Foto: Reuters/HEINZ-PETER BADER

Wien - Die erste Anklage in der Causa Telekom Austria liegt auf dem Tisch (rechtskräftig ist sie noch nicht) - und die Beschäftigung mit den Vorgängen rund um den Kurssprung der Telekom-Aktie im Februar 2004 verspricht interessant zu werden.

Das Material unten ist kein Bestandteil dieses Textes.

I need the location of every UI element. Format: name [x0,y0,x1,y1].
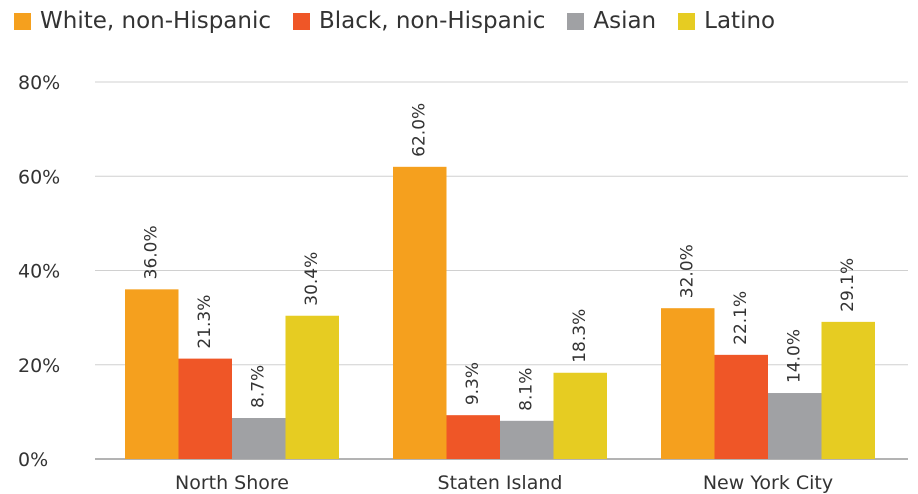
legend-swatch [293,12,310,30]
data-label: 29.1% [838,258,858,312]
legend-swatch [14,12,31,30]
legend-swatch [678,12,696,30]
bar [178,358,232,459]
data-label: 21.3% [195,295,215,349]
legend-label: Asian [593,8,657,34]
y-tick-label: 60% [18,166,60,188]
legend-swatch [567,12,585,30]
data-label: 18.3% [570,309,590,363]
y-tick-label: 20% [18,355,60,377]
data-label: 30.4% [302,252,322,306]
bar [768,393,822,459]
data-label: 8.1% [517,368,537,411]
legend-label: Latino [704,8,776,34]
y-tick-label: 40% [18,261,60,283]
y-tick-label: 0% [18,449,48,471]
data-label: 62.0% [410,103,430,157]
x-tick-label: New York City [703,472,833,494]
legend-item-2: Asian [567,8,656,34]
data-label: 36.0% [142,225,162,279]
bar [446,415,500,459]
data-label: 32.0% [678,244,698,298]
x-tick-label: North Shore [175,472,289,494]
data-label: 14.0% [785,329,805,383]
bar [125,289,179,459]
legend-label: White, non-Hispanic [40,8,271,34]
bar [553,372,607,459]
bar [714,354,768,459]
legend-item-3: Latino [678,8,775,34]
legend-item-1: Black, non-Hispanic [293,8,545,34]
data-label: 8.7% [249,365,269,408]
legend-item-0: White, non-Hispanic [14,8,271,34]
legend-label: Black, non-Hispanic [319,8,546,34]
legend: White, non-Hispanic Black, non-Hispanic As… [14,4,797,38]
bar [393,166,447,459]
y-tick-label: 80% [18,72,60,94]
bar [661,308,715,459]
bar [500,420,554,459]
bar [821,321,875,459]
bar [232,418,286,459]
data-label: 9.3% [463,362,483,405]
x-tick-label: Staten Island [438,472,563,494]
bar [285,315,339,459]
data-label: 22.1% [731,291,751,345]
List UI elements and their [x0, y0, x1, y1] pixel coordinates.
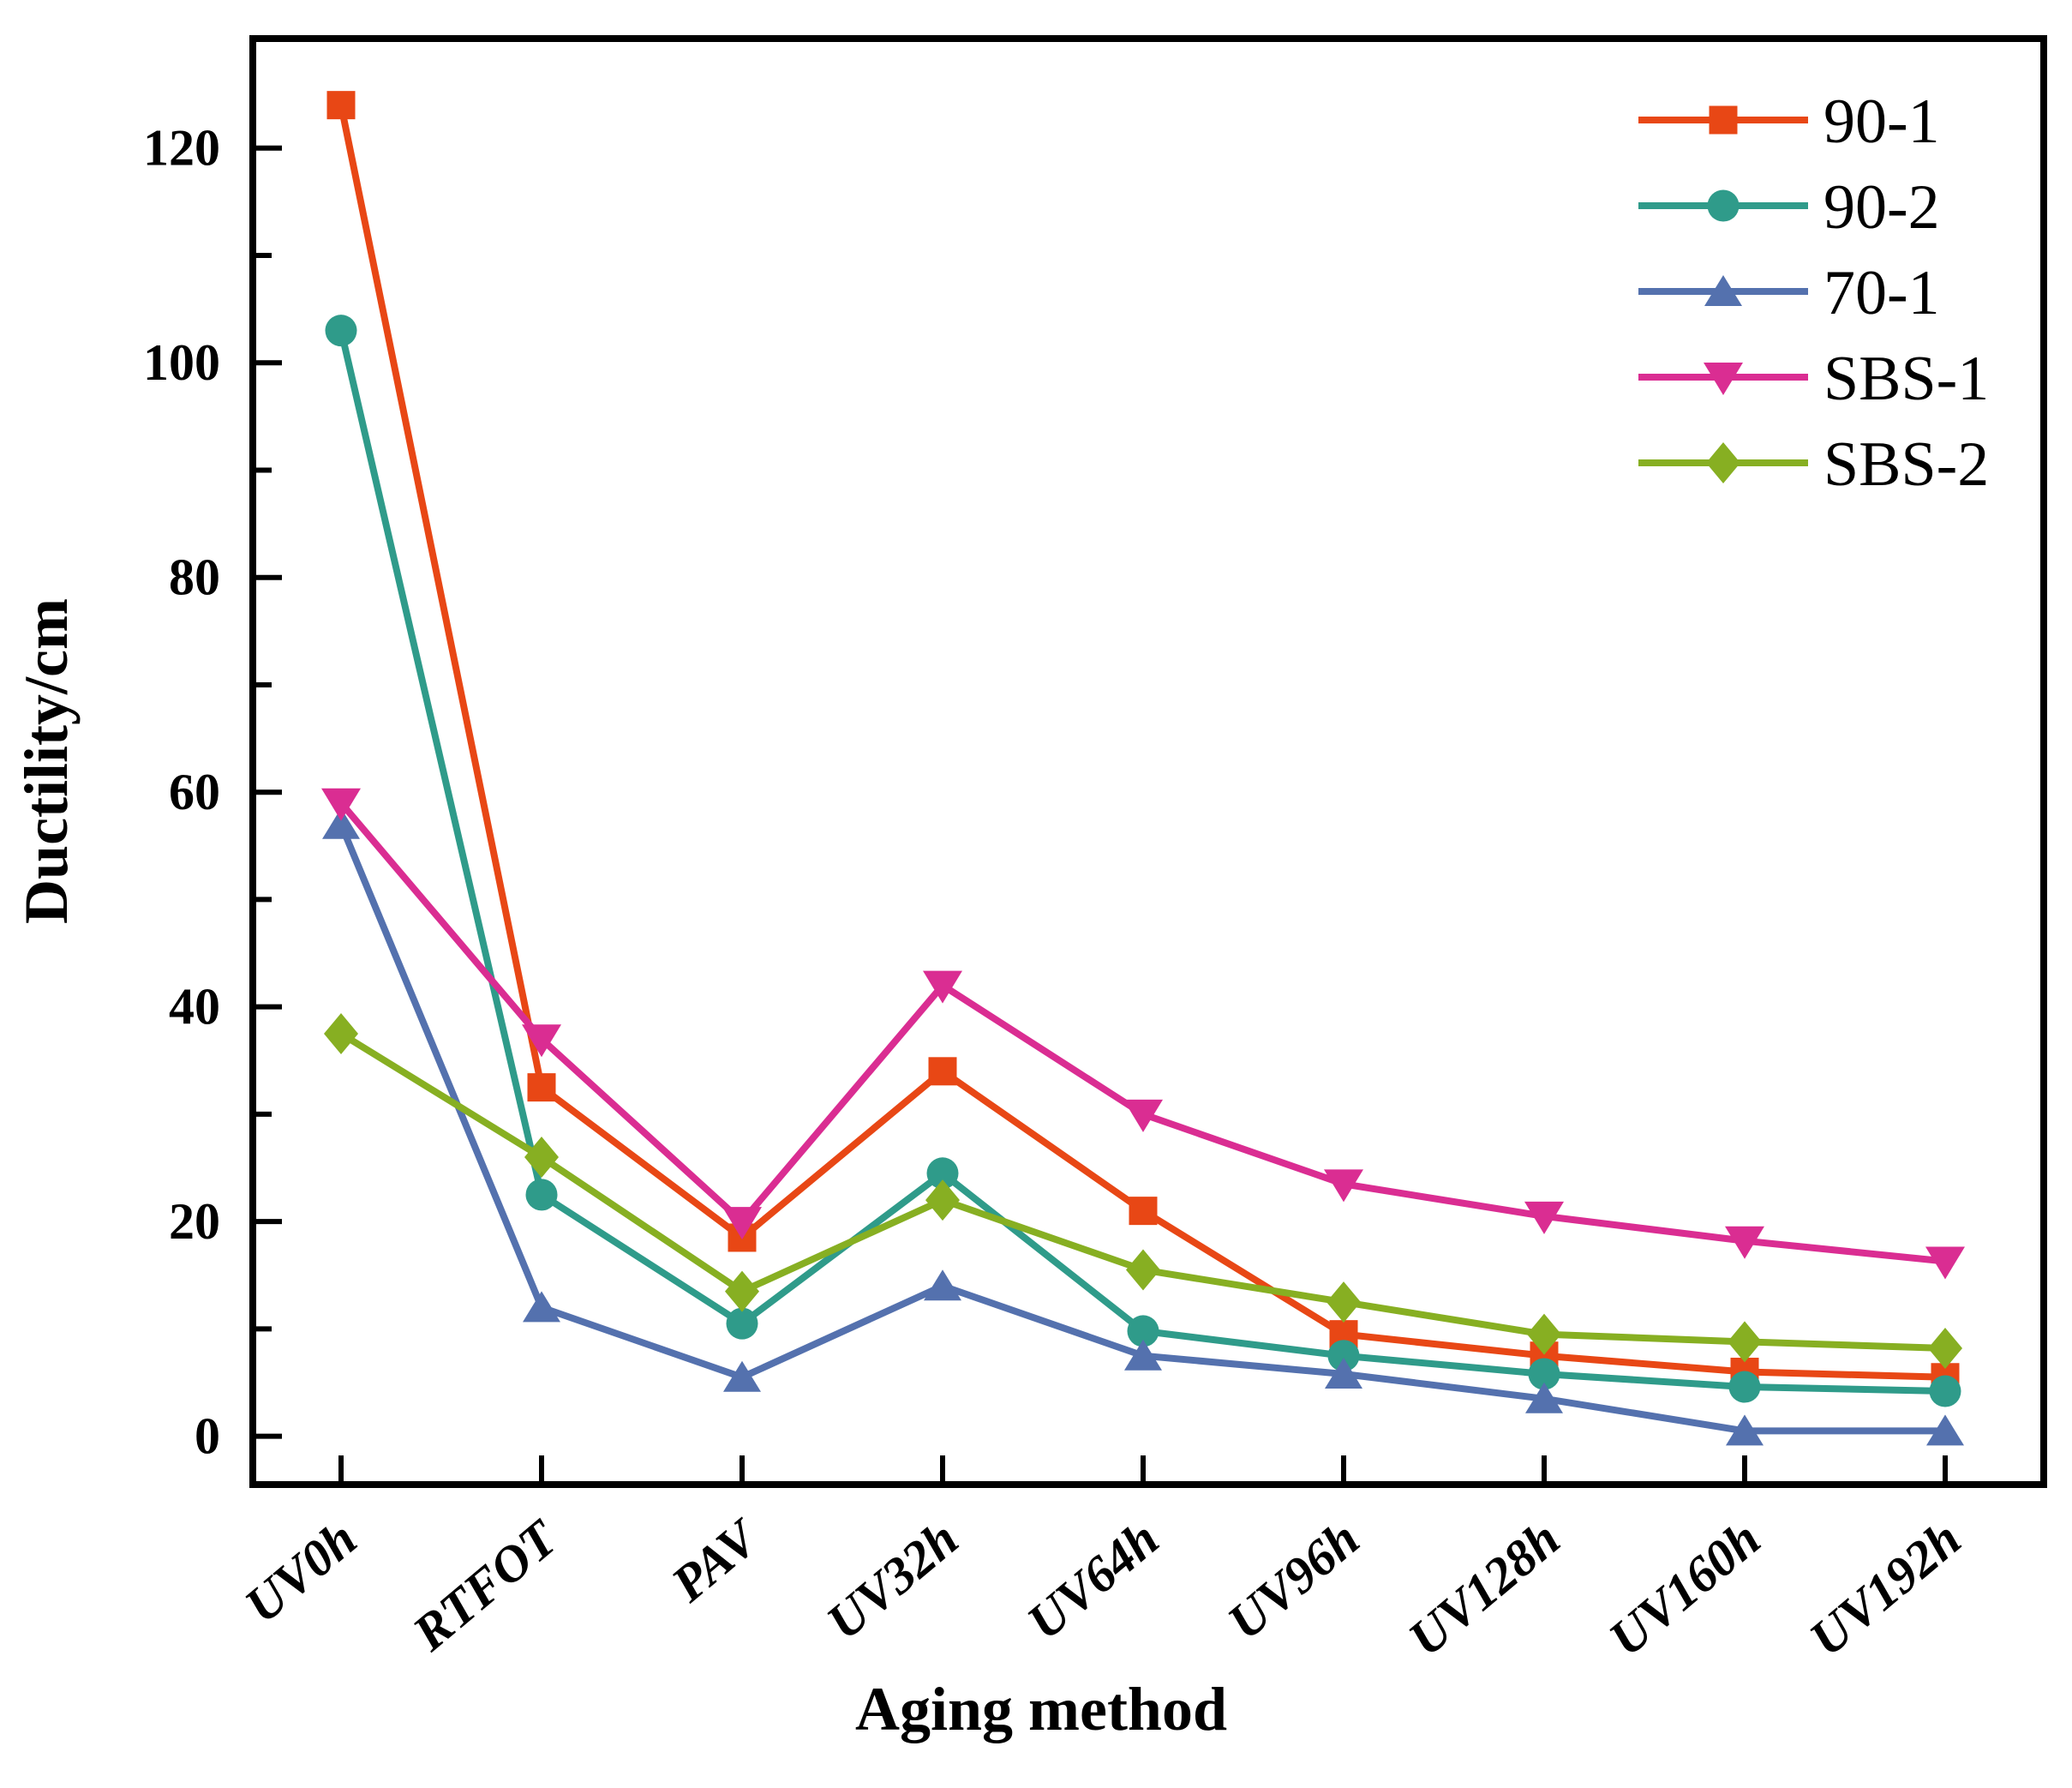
data-point-marker — [1124, 1339, 1162, 1371]
legend-item-90-1: 90-1 — [1638, 87, 1940, 157]
data-point-marker — [1528, 1358, 1560, 1390]
data-point-marker — [1726, 1414, 1764, 1446]
legend-marker — [1709, 105, 1738, 135]
data-point-marker — [321, 788, 361, 821]
data-point-marker — [1127, 1315, 1159, 1347]
x-tick-label: PAV — [661, 1507, 772, 1613]
legend-label: 90-2 — [1823, 172, 1940, 243]
data-point-marker — [1728, 1321, 1762, 1363]
data-point-marker — [1326, 1281, 1361, 1323]
data-point-marker — [524, 1137, 559, 1179]
x-tick-label: UV64h — [1017, 1509, 1170, 1650]
legend: 90-1 90-2 70-1 SBS-1 SBS-2 — [1638, 87, 1989, 500]
legend-item-70-1: 70-1 — [1638, 258, 1940, 328]
x-tick-label: UV0h — [235, 1509, 368, 1634]
y-tick-label: 20 — [169, 1193, 220, 1250]
data-point-marker — [926, 1157, 959, 1190]
data-point-marker — [1525, 1382, 1563, 1413]
data-point-marker — [1925, 1246, 1965, 1280]
data-point-marker — [1123, 1099, 1163, 1132]
y-axis-title: Ductility/cm — [12, 598, 81, 924]
data-point-marker — [1327, 1340, 1360, 1372]
series-layer — [321, 91, 1965, 1446]
x-tick-label: UV128h — [1398, 1509, 1571, 1666]
x-tick-label: UV160h — [1599, 1509, 1771, 1666]
data-point-marker — [1926, 1414, 1964, 1446]
x-tick-label: UV192h — [1800, 1509, 1972, 1666]
data-point-marker — [1725, 1226, 1764, 1259]
legend-label: SBS-1 — [1823, 344, 1989, 414]
data-point-marker — [925, 1179, 960, 1221]
axes-layer: 0 20 40 60 80 100 120 UV0h RTFOT PAV UV32h UV64h UV9… — [143, 35, 2047, 1667]
legend-marker — [1704, 275, 1742, 306]
data-point-marker — [1524, 1201, 1564, 1234]
data-point-marker — [322, 807, 360, 839]
series-line — [338, 801, 1946, 1265]
data-point-marker — [1929, 1375, 1961, 1407]
series-line — [338, 1030, 1946, 1352]
legend-item-SBS-2: SBS-2 — [1638, 429, 1989, 500]
data-point-marker — [726, 1307, 758, 1340]
data-point-marker — [325, 315, 357, 347]
legend-label: SBS-2 — [1823, 429, 1989, 500]
series-90-2 — [325, 315, 1961, 1407]
x-axis-title: Aging method — [855, 1675, 1227, 1743]
data-point-marker — [525, 1179, 558, 1211]
legend-marker — [1707, 189, 1740, 222]
data-point-marker — [522, 1024, 561, 1058]
data-point-marker — [1324, 1169, 1363, 1203]
series-line — [338, 329, 1946, 1395]
legend-label: 90-1 — [1823, 87, 1940, 157]
x-tick-label: UV96h — [1218, 1509, 1370, 1650]
data-point-marker — [527, 1073, 556, 1102]
legend-marker — [1704, 363, 1743, 395]
series-SBS-2 — [324, 1012, 1962, 1369]
data-point-marker — [1728, 1371, 1761, 1403]
legend-item-90-2: 90-2 — [1638, 172, 1940, 243]
y-tick-label: 0 — [195, 1408, 220, 1465]
data-point-marker — [928, 1057, 957, 1086]
legend-marker — [1706, 442, 1740, 483]
plot-border — [249, 35, 2047, 1488]
data-point-marker — [523, 1291, 560, 1323]
y-tick-label: 40 — [169, 979, 220, 1035]
data-point-marker — [722, 1207, 762, 1240]
data-point-marker — [326, 91, 356, 120]
data-point-marker — [1129, 1197, 1158, 1226]
data-point-marker — [1928, 1327, 1962, 1369]
data-point-marker — [1325, 1358, 1362, 1389]
data-point-marker — [924, 1269, 961, 1301]
x-tick-label: RTFOT — [402, 1509, 570, 1662]
data-point-marker — [723, 1360, 761, 1392]
y-tick-label: 120 — [143, 120, 220, 177]
series-SBS-1 — [321, 788, 1965, 1280]
data-point-marker — [1126, 1249, 1160, 1291]
legend-item-SBS-1: SBS-1 — [1638, 344, 1989, 414]
data-point-marker — [324, 1012, 358, 1054]
series-70-1 — [322, 807, 1964, 1446]
legend-label: 70-1 — [1823, 258, 1940, 328]
data-point-marker — [923, 970, 962, 1004]
series-90-1 — [326, 91, 1960, 1392]
y-tick-label: 100 — [143, 334, 220, 391]
y-tick-label: 80 — [169, 549, 220, 606]
y-tick-label: 60 — [169, 764, 220, 820]
x-tick-label: UV32h — [817, 1509, 969, 1650]
data-point-marker — [725, 1270, 759, 1312]
data-point-marker — [1527, 1313, 1561, 1355]
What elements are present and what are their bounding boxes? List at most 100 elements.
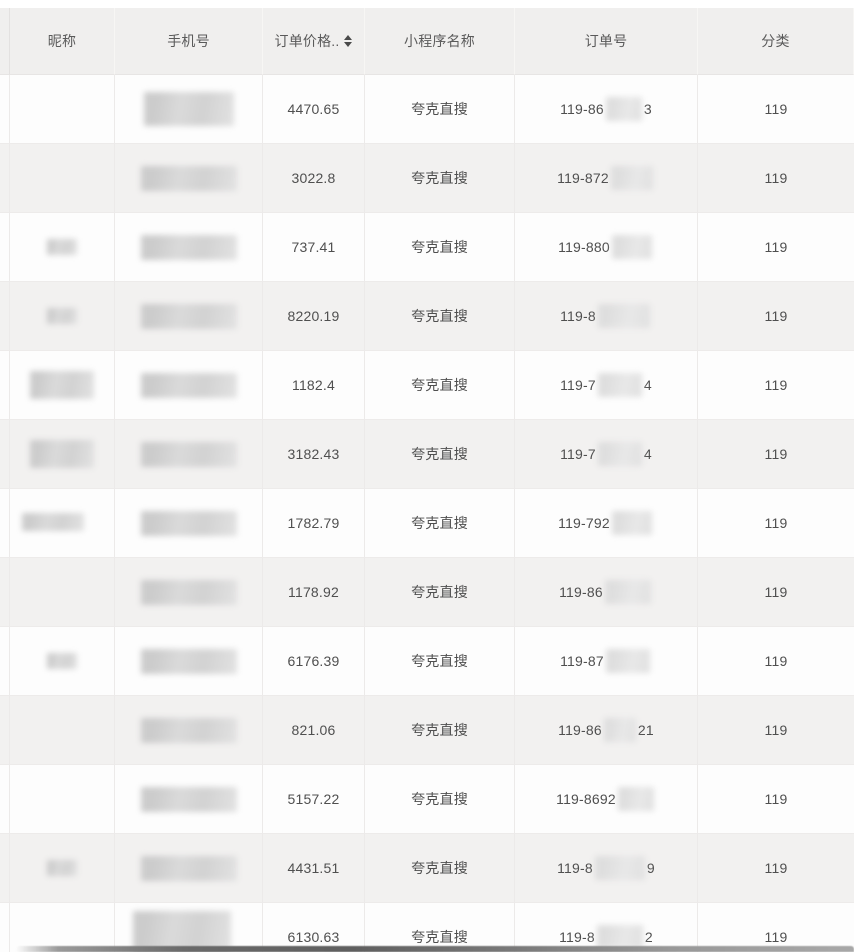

Wie berichtet wirft der Staatsanwalt den Ex-Chefs der Telekom Austria (TA), Rudolf Fischer, Stefano Colombo, Heinz Sundt, und einem weiteren TA-Mitarbeiter sowie dem Broker Johann Wanovits Untreue vor - sie bestreiten die Vorwürfe.

Auch "Bankier" (Anklage) Wanovits von der Euro Invest will von Beihilfe zur Untreue nichts wissen - er soll argumentieren, dass er durch die kursstützenden Aktieneinkäufe, die er damals im Auftrag der TA tätigte, " nur die Marktneutralität hergestellt hat". Denn zuvor hätten kursschwächende Kursmanipulationen stattgefunden, die die Erreichung des von der TA angepeilten Kursziels, an dem der Erfolg des Stock-Option-Programms der führenden Mitarbeiter hing, gefährdet.

Dieser Verdacht hat Wanovits nun zu einem Gegenschlag veranlasst. Er hat am Dienstag bei der Staatsanwaltschaft Wien Anzeige gegen unbekannte Täter erstattet. Darin erhebt er den Vorwurf der Kursmanipulation und des Betrugs. Man habe versucht, den Kurs der Aktie unter den Schwellenwert von 11,70 Euro zu treiben. Die "verdächtigen Angriffe auf den Kurs" seien im Wesentlichen über die Deutsche Bank erfolgt.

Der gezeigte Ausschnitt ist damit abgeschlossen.